Premier point intéressant, Berne encourage fortement ses milliers d’employés fédéraux à utiliser ces nouvelles technologies. «Les outils d’IA générative peuvent vous aider dans vos tâches administratives quotidiennes. Osez faire le pas, mettez l’IA à l’épreuve! Avec un peu de créativité, vous contribuerez ainsi à rendre l’administration plus innovante», exhorte le document, qui fournit des exemples: «Ces outils peuvent résumer de longs textes disponibles publiquement, vous donner des conseils quant à la structure de votre présentation PPT, vous proposer des codes de programmation ou vous faire découvrir un nouveau sujet de manière rapide et ludique en échangeant avec vous. Découvrez vous-même dans quels domaines ces outils vous seront le plus utiles.»

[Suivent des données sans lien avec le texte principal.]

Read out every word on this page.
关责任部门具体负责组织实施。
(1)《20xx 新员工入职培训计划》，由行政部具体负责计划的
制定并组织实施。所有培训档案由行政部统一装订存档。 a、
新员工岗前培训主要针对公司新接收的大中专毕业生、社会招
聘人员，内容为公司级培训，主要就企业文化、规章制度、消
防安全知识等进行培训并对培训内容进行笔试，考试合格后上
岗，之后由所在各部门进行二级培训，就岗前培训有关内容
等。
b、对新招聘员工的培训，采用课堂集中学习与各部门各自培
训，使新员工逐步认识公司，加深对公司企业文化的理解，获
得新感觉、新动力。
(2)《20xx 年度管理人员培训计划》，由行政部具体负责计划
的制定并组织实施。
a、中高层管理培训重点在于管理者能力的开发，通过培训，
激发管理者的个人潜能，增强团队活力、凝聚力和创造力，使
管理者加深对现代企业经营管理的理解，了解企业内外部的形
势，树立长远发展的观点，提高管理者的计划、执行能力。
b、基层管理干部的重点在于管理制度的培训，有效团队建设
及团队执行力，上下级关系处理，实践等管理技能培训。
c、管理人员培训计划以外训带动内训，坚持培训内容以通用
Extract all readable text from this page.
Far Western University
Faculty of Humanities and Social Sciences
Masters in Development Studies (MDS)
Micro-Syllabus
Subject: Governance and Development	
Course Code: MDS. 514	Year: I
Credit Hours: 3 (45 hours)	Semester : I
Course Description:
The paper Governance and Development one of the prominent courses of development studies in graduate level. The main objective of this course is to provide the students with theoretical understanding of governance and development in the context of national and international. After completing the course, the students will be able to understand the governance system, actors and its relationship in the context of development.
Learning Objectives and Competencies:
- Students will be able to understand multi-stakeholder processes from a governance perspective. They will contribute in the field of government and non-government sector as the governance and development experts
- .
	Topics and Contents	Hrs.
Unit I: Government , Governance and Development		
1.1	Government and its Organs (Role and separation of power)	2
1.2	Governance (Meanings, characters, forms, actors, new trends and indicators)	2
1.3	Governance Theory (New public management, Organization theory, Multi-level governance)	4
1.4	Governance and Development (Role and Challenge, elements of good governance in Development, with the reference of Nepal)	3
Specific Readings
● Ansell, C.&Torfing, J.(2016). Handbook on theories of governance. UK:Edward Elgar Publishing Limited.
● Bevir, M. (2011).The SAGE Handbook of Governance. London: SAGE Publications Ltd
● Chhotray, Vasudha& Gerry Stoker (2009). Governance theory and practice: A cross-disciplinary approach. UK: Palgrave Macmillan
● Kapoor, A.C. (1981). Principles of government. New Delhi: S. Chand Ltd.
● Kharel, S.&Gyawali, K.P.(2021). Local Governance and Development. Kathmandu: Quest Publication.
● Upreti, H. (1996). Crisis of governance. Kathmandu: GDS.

«Pas de données personnelles»
Mais très vite, le document liste des interdictions. D’abord lors de la saisie d’informations. «Il ne faut en aucun cas saisir des informations sensibles dans ces outils», avertit la Confédération, qui liste des documents contenant des secrets de fonction, ou des secrets professionnels. «Ne saisissez jamais de données personnelles de quelque nature que ce soit», dit la fiche, appelant à une extrême prudence lors du chargement d’images, de photos privées, d’enregistrements sonores, de vidéos, de simulations et de codes. Il faut veiller à ce que personne ne puisse être identifié.
Attention aussi aux résultats. «Vous avez la responsabilité de l’utilisation des résultats obtenus: vous ne pouvez en aucun cas la déléguer à l’outil d’IA générative», estime la Confédération, qui ajoute: «Vous devez à tout moment pouvoir justifier une décision que vous avez prise sur la base des résultats obtenus à partir d’un outil d’IA générative. En particulier, les personnes concernées ont le droit d’être informées de toute décision prise exclusivement sur la base d’un traitement de données personnelles automatisé et qui a des effets juridiques pour elles ou les affecte de manière significative.» Ce point est important. La Confédération vient de lancer une consultation, qui doit s’achever fin 2024, pour examiner la pertinence d’une loi sur l’IA. Dans le cadre de celle-ci, il est quasi certain que la question des décisions automatisées sera abordée, comme c’est le cas dans le projet de loi européen.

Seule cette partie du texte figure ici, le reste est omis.